Its because they are strongmen, so they wont snap their backs. If they are powerlifters, they will snap their backs because they are not strongmen.

It won't. Roundback lifting has risks but it's not anything like a guaranteed injury. A rounded upper back can tweak your rhomboids or lats but that's about the worst it can do. The big risks don't really appear until you start doing some stupid unbraced catback shit.

The reason is that elgin is an idiot who mocks any movement he doesn't understand and his fanbase is somehow even less knowledgeable.

Kek. Sounds like you were once in gym fails before

Global flexion is a natural movement and is ok if you brace properly. You cant maintain a neutral spine in every situation in life that involves lifting something, even though it is the superior method for lifting or moving weight. Plus iirc they dont train that atlas stone lifting at high reps

I hope this is bait

Probably to do with the way he seems to be bracing his spine with connection to the atlas stone. Never done it myself, but I'd imagine a strongman would use his arms mostly for pulling it in and then pivot back at the hip or knee, reseat his grip by resting it on his quad and essentially squat it high enough for the platform.

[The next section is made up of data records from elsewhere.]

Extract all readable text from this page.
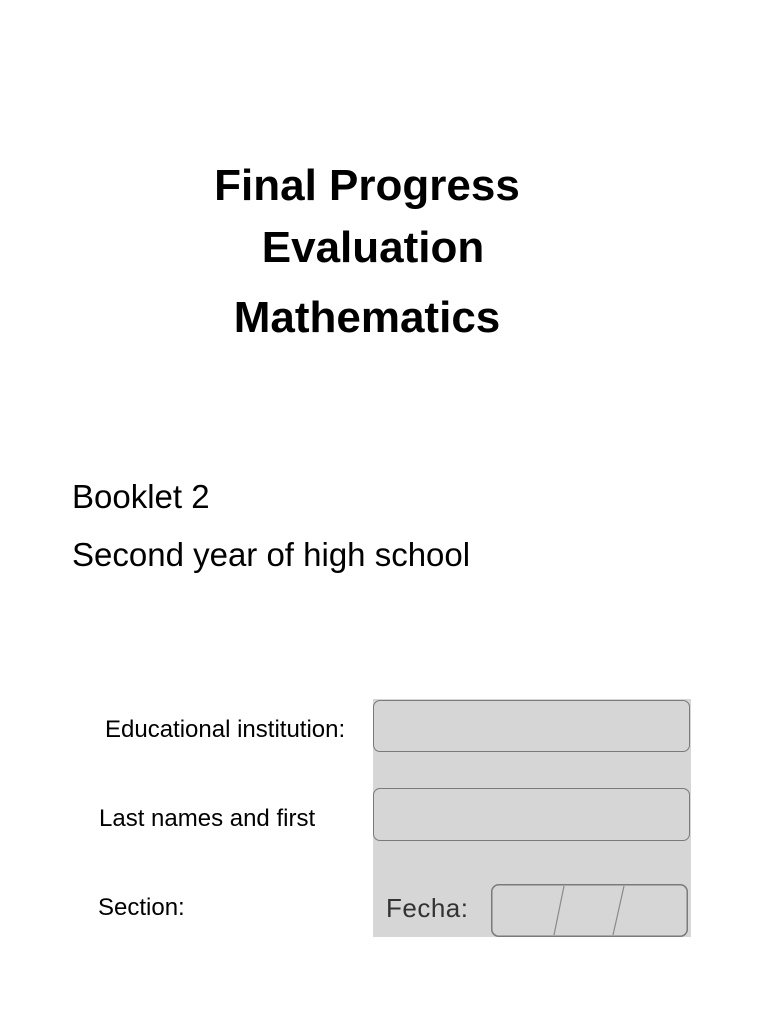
Final Progress
Evaluation
Mathematics
Booklet 2
Second year of high school
Educational institution:
Last names and first
Section:	Fecha:
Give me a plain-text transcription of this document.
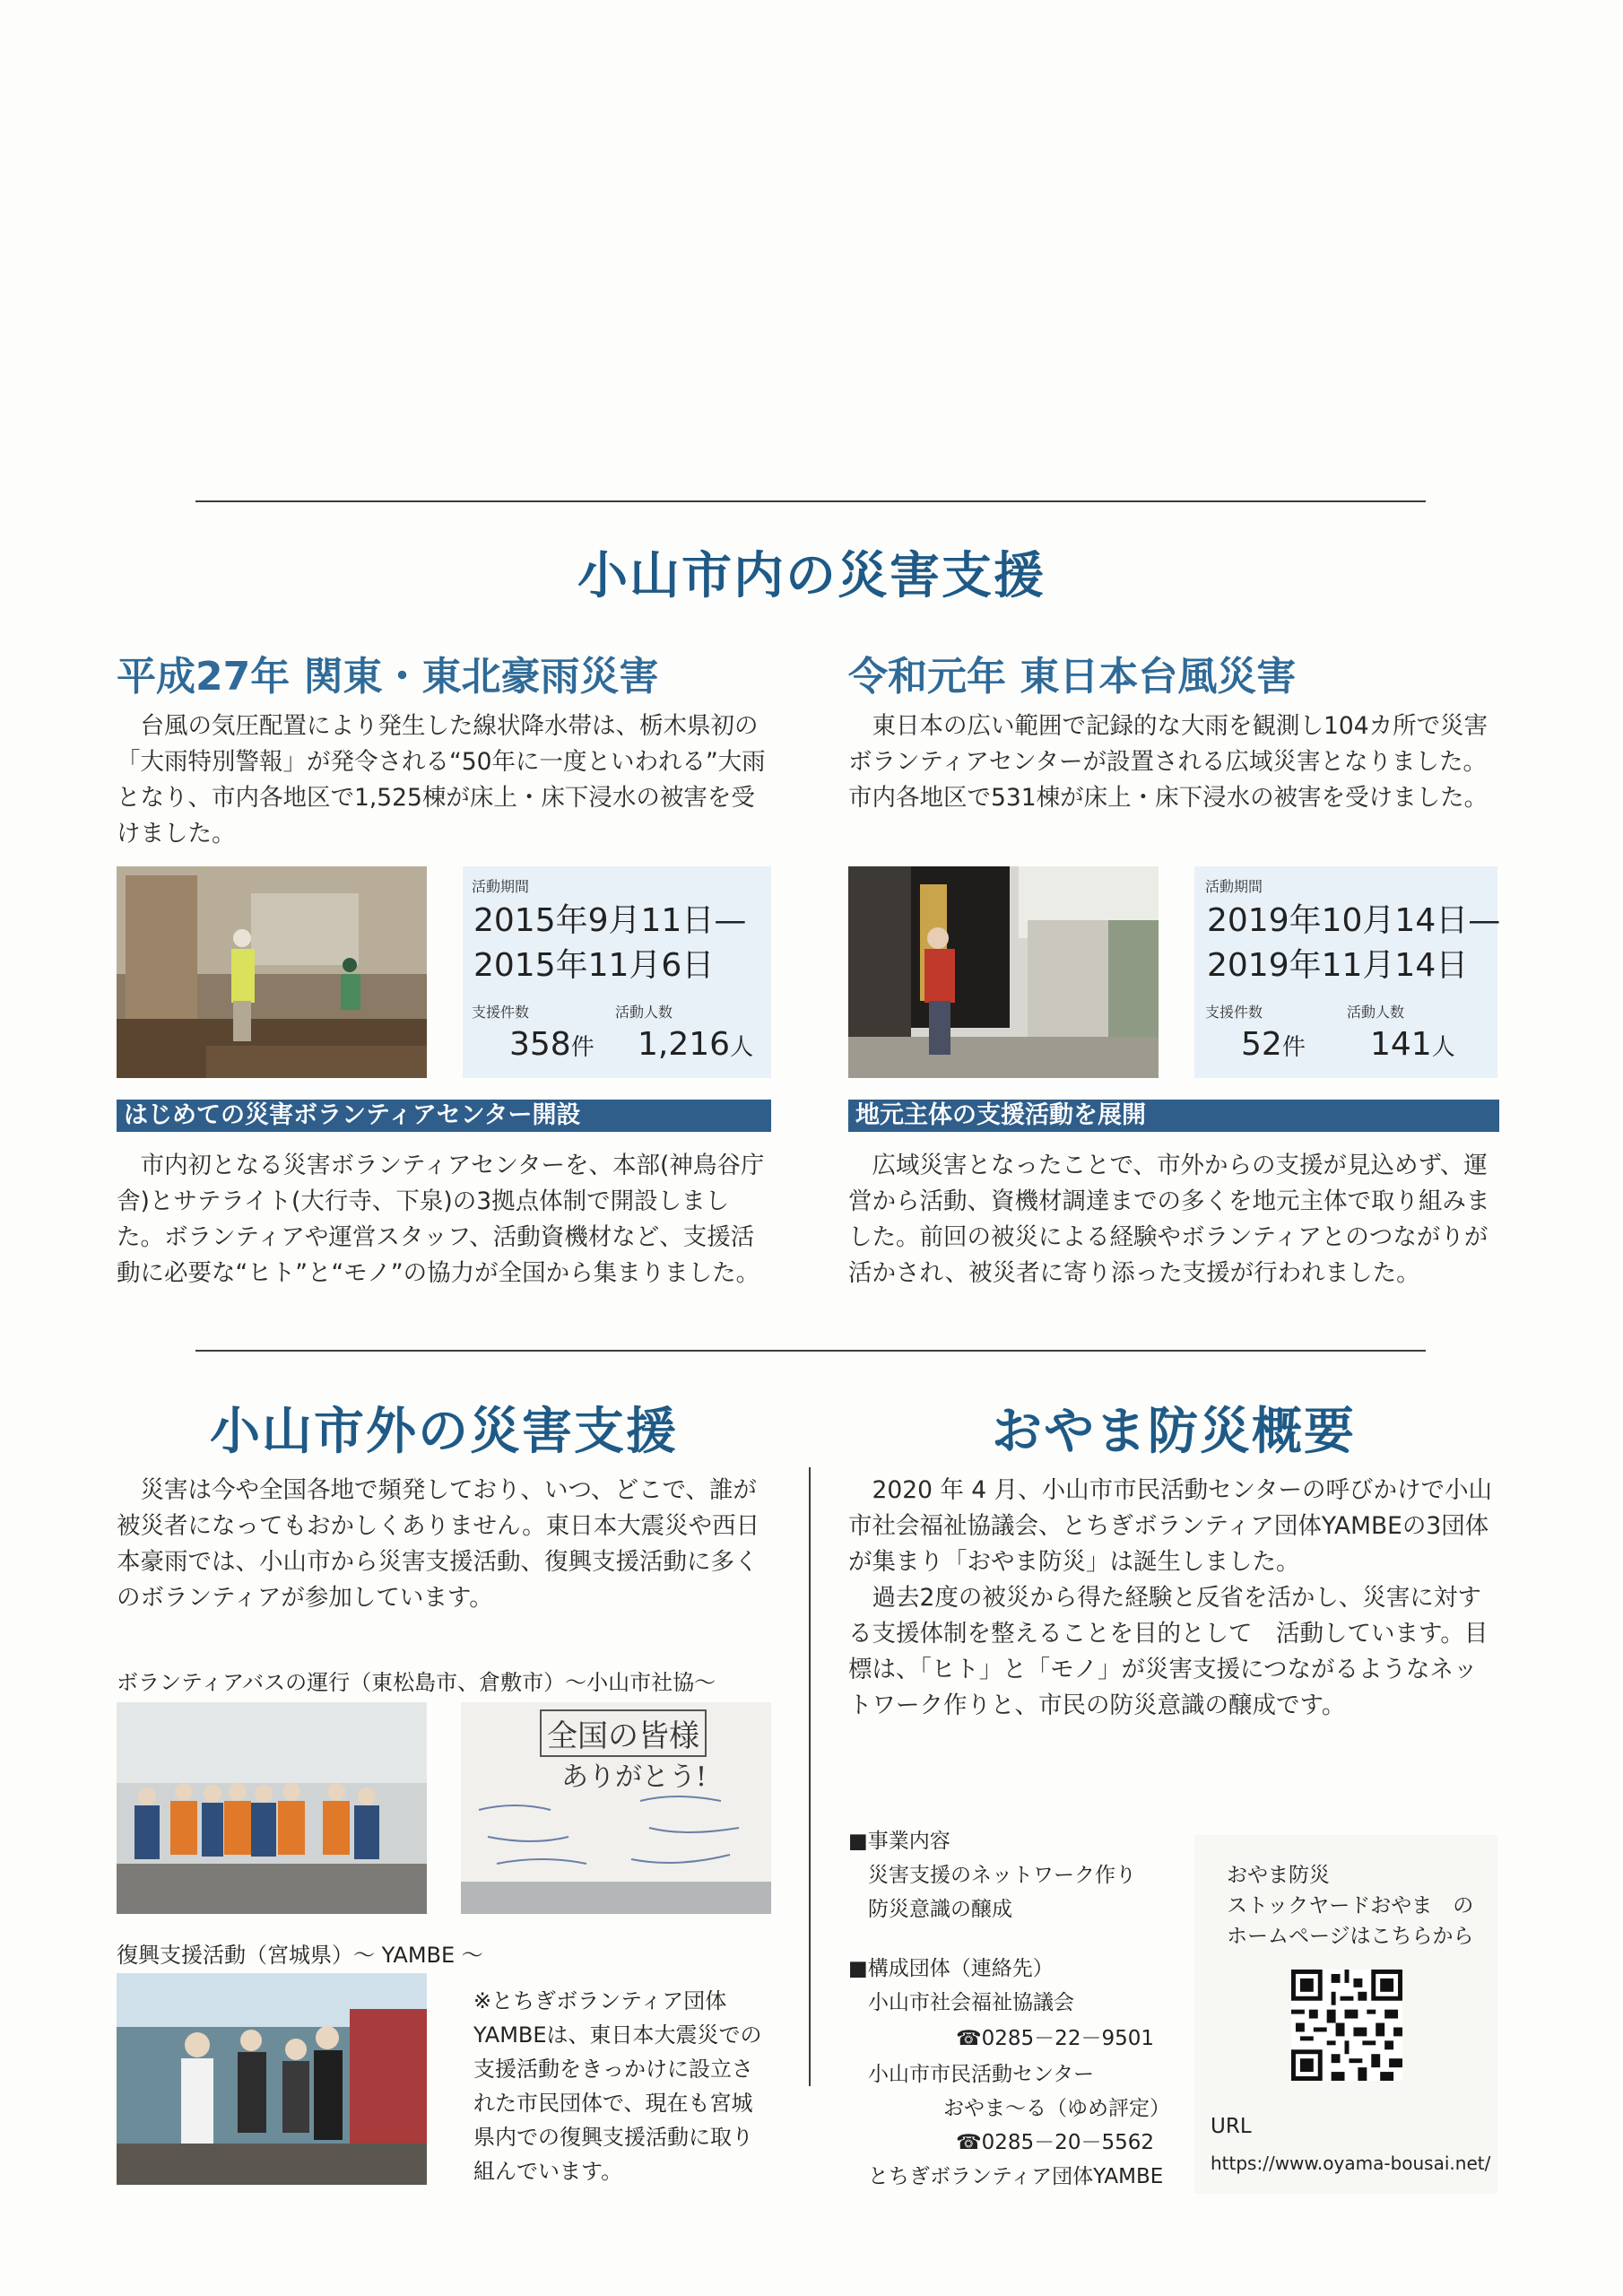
小山市内の災害支援
平成27年 関東・東北豪雨災害
台風の気圧配置により発生した線状降水帯は、栃木県初の「大雨特別警報」が発令される“50年に一度といわれる”大雨となり、市内各地区で1,525棟が床上・床下浸水の被害を受けました。
活動期間
2015年9月11日—
2015年11月6日
支援件数	活動人数
358件 1,216人
はじめての災害ボランティアセンター開設
市内初となる災害ボランティアセンターを、本部(神鳥谷庁舎)とサテライト(大行寺、下泉)の3拠点体制で開設しました。ボランティアや運営スタッフ、活動資機材など、支援活動に必要な“ヒト”と“モノ”の協力が全国から集まりました。
令和元年 東日本台風災害
東日本の広い範囲で記録的な大雨を観測し104カ所で災害ボランティアセンターが設置される広域災害となりました。市内各地区で531棟が床上・床下浸水の被害を受けました。
活動期間
2019年10月14日—
2019年11月14日
支援件数	活動人数
52件 141人
地元主体の支援活動を展開
広域災害となったことで、市外からの支援が見込めず、運営から活動、資機材調達までの多くを地元主体で取り組みました。前回の被災による経験やボランティアとのつながりが活かされ、被災者に寄り添った支援が行われました。
小山市外の災害支援
災害は今や全国各地で頻発しており、いつ、どこで、誰が被災者になってもおかしくありません。東日本大震災や西日本豪雨では、小山市から災害支援活動、復興支援活動に多くのボランティアが参加しています。
ボランティアバスの運行（東松島市、倉敷市）～小山市社協～
全国の皆様
ありがとう!
復興支援活動（宮城県）～ YAMBE ～
※とちぎボランティア団体YAMBEは、東日本大震災での支援活動をきっかけに設立された市民団体で、現在も宮城県内での復興支援活動に取り組んでいます。
おやま防災概要
2020 年 4 月、小山市市民活動センターの呼びかけで小山市社会福祉協議会、とちぎボランティア団体YAMBEの3団体が集まり「おやま防災」は誕生しました。
過去2度の被災から得た経験と反省を活かし、災害に対する支援体制を整えることを目的として　活動しています。目標は、「ヒト」と「モノ」が災害支援につながるようなネットワーク作りと、市民の防災意識の醸成です。
■事業内容
災害支援のネットワーク作り
防災意識の醸成
■構成団体（連絡先）
小山市社会福祉協議会
☎0285－22－9501
小山市市民活動センター
おやま～る（ゆめ評定）
☎0285－20－5562
とちぎボランティア団体YAMBE
おやま防災
ストックヤードおやま　の
ホームページはこちらから
URL
https://www.oyama-bousai.net/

Contrast this with how improper form would fuck you on a deadlift: pulling straight up with a non-rigid lever using only a few individually weak muscles doing the job of both lever and fulcrum.

A proper deadlift described with physics would be pulling down with your hamstrings at the end of a rigid lever (retro-arched back) with a rigid fulcrum (your legs/hip).

So in this scenario the stone+torso is a rigid lever (one solid object, really), and the knee or hip is the fulcrum.

Strongmen often do. You won't see it at WSM or similar because they prefer the traditional set of stones to platforms but stone over bar for reps is a very common competition thing. Also high rep stone loading (or even stone shouldering) is a motherfucker of a conditioning exercise.

You actually want to avoid trying to use your arms too much to pull it in with the atlas stones (with larger stones its almost a zercher deadlift sort of movement while bearhugging the shit out of it to get the stone up into your lap, then you drop down and it becomes more of a front squat sort of movement. You can't get by purely on hip hinge because you're almost always loading to a platform or over a bar around chest height. Smaller stones you have to sort of row because you can't get down far enough to start with it braced against your chest). The real injury risk isn't so much the back as popping a bicep trying to row in a 300lb+ stone.

Rounding your back is much less of an issue than going from neutral -> rounded aka flexion under load or while lifting the object. Strongmen start from a rounded position and move the object through the ROM without any flexion in their spine. Neutral spine is still safer overall but if your spine suffers flexion under load due to leverages or mobility than neutral isn't safer.